Kasich finished second in last year’s first-in-the-nation presidential primary, far behind Trump (35 percent to 16 percent). Yet, Kasich spent more time in the state than any other candidate, holding more than 100 town halls during the primary.
He took note of Trump not following through on some of his campaign promises, like ripping up the Iran nuclear deal and deporting “13 million Muslims out of the country.”
“You notice all that promise? It’s all been taken back,” he said.
He also encouraged unity, bemoaning the wide political divide in the United States.
“We all ought to spend about 10 minutes a day reading something we don’t agree with. All of us are absorbing only that that we agree with and getting rid of those things that we don’t agree with,” Kasich said. “Over time, I think things are going to settle down and people are going to realize that the difficulties that we face cannot be solved without unity. Difficulties cannot be solved unless we have deliberate and steady solutions to the problem.”
Out of the three “potential candidates” visiting New Hampshire this week, Kasich is probably getting asked the most if he is going to run again in 2020.
“He hasn’t been president for 100 days, yet,” Kasich told reporters. “I mean, everybody needs to take a deep breath. We’ll see how it runs out. He’s the president. Give him a chance. We’ll see how it goes.”
Why is he getting the question more? Well, it’s good political theatre. If there’s still #NeverTrump sentiment in a few years, Kasich is a good person they can rally behind, since he’s one of the few 2016 Republican presidential candidates who did not endorse Trump after he secured the party’s nomination.
That’s not to say O’Malley and Biden aren’t getting asked (both of whom have also skirted the question).
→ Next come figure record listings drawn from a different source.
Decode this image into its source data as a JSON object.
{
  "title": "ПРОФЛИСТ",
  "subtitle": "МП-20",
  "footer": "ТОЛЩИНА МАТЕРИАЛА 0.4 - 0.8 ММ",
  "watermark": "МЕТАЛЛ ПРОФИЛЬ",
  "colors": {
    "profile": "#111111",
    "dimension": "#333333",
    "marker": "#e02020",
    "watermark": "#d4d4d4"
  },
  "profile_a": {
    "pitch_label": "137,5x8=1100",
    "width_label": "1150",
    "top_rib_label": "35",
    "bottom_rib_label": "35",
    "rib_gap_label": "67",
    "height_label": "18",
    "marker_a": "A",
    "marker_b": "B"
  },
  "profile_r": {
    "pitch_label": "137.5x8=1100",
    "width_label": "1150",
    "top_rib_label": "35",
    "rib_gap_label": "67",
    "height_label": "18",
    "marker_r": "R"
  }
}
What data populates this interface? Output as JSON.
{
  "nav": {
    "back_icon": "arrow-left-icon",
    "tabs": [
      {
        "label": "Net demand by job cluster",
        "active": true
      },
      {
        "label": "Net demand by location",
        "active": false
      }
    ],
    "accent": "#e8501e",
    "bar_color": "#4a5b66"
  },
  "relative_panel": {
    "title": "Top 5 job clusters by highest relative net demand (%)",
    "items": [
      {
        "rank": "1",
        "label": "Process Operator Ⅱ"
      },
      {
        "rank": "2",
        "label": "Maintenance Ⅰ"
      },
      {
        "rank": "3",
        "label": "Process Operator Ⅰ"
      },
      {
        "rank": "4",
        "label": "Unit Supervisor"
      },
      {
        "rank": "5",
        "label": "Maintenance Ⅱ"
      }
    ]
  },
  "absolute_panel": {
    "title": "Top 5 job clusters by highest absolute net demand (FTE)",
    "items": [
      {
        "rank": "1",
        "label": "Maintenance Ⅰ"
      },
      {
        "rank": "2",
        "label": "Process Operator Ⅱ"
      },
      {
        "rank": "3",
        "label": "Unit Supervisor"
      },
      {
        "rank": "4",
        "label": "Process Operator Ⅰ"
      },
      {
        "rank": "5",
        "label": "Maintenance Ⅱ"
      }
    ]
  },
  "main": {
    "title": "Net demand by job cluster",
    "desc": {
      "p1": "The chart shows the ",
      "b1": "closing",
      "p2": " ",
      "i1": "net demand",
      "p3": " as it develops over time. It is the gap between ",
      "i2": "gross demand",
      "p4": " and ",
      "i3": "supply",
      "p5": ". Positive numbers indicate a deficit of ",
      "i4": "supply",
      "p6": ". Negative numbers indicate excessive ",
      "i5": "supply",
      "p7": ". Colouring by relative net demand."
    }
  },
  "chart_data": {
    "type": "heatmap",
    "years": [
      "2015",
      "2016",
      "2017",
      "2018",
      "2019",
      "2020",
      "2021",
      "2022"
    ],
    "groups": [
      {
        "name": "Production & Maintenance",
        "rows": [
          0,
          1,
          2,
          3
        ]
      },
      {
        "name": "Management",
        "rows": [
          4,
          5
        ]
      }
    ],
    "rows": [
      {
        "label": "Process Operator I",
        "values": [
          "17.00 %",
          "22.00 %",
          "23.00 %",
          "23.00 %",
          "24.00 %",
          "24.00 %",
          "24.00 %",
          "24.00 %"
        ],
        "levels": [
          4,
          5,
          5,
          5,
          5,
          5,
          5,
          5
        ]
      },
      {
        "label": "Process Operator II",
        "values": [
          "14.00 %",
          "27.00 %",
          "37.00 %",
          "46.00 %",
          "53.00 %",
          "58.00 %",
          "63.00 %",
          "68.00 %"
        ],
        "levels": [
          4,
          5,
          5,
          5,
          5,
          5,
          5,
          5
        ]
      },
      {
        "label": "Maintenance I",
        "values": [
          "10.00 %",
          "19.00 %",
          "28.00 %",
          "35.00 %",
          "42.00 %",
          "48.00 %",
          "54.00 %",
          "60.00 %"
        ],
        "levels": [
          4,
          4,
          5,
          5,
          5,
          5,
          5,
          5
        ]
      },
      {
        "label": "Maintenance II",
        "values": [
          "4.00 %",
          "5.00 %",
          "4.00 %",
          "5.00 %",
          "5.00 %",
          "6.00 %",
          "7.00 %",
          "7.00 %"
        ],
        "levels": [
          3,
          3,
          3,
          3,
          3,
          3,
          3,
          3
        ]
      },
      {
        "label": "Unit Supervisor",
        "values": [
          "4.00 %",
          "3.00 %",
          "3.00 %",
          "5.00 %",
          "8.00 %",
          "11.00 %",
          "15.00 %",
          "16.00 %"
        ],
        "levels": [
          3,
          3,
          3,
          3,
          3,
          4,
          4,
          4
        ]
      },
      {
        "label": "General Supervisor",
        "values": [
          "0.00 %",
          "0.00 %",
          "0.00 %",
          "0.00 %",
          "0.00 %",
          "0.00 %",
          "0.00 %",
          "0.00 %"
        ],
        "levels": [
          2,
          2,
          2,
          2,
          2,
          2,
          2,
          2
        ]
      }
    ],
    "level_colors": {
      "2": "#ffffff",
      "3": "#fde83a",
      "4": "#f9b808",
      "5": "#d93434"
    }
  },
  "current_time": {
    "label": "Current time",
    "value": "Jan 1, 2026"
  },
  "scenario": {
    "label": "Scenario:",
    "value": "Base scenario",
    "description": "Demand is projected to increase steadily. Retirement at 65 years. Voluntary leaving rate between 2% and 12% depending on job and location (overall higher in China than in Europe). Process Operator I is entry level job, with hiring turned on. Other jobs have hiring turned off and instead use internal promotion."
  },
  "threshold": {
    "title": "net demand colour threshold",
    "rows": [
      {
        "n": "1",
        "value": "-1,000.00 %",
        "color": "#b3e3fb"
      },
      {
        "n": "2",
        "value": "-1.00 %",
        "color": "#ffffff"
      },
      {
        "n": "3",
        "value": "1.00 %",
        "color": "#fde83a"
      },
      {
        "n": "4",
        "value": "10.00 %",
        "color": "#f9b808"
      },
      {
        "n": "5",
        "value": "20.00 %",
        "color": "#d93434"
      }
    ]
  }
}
The 2020 Democratic primary should be an exciting one, with 20 or so candidates expected to enter the race, but political pundits and the media love the idea of an incumbent president getting a primary challenger.
Challenges to White House incumbents aren’t as rare as people think. Five of the six presidents who served between 1968 and 1992 faced insurrections. When they do — like Ronald Reagan’s challenge of Gerald Ford in 1976, Ted Kennedy’s race against Jimmy Carter in 1980, and Pat Buchanan’s bid to unseat George H.W. Bush in 1992 — it’s usually because they were viewed as unsuccessful or unpopular, especially within their party’s base.
It’s very possible that Trump’s base could leave him in the next three years, but after his first 100 days in office, it appears they are still with him.
A University of Virginia Center for Politics poll of Trump voters released Thursday shows his approval rating at 93 percent with his base.
The most recent poll in New Hampshire shows that a majority of Republicans approve of the president, although not as high as the national average. About 80 percent of New Hampshire Republicans approve of the job Trump is doing as president, according to a University of New Hampshire Survey Center poll from February.
Those percentages would need to decrease for anyone to seriously consider mounting a GOP primary challenge. What does this mean for Kasich? It looks like he’s playing the “sitting-and-waiting game.” If the opportunity presents itself, don’t be surprised to see him be one of the first Republicans to declare their candidacy. For now, he told NH1 News that he will “see how things develop in the future.”
Kasich is still popular in the Granite State, and he said he had a feeling he would return often because he has many friends here, so he could become a regular face in these parts over the next three years.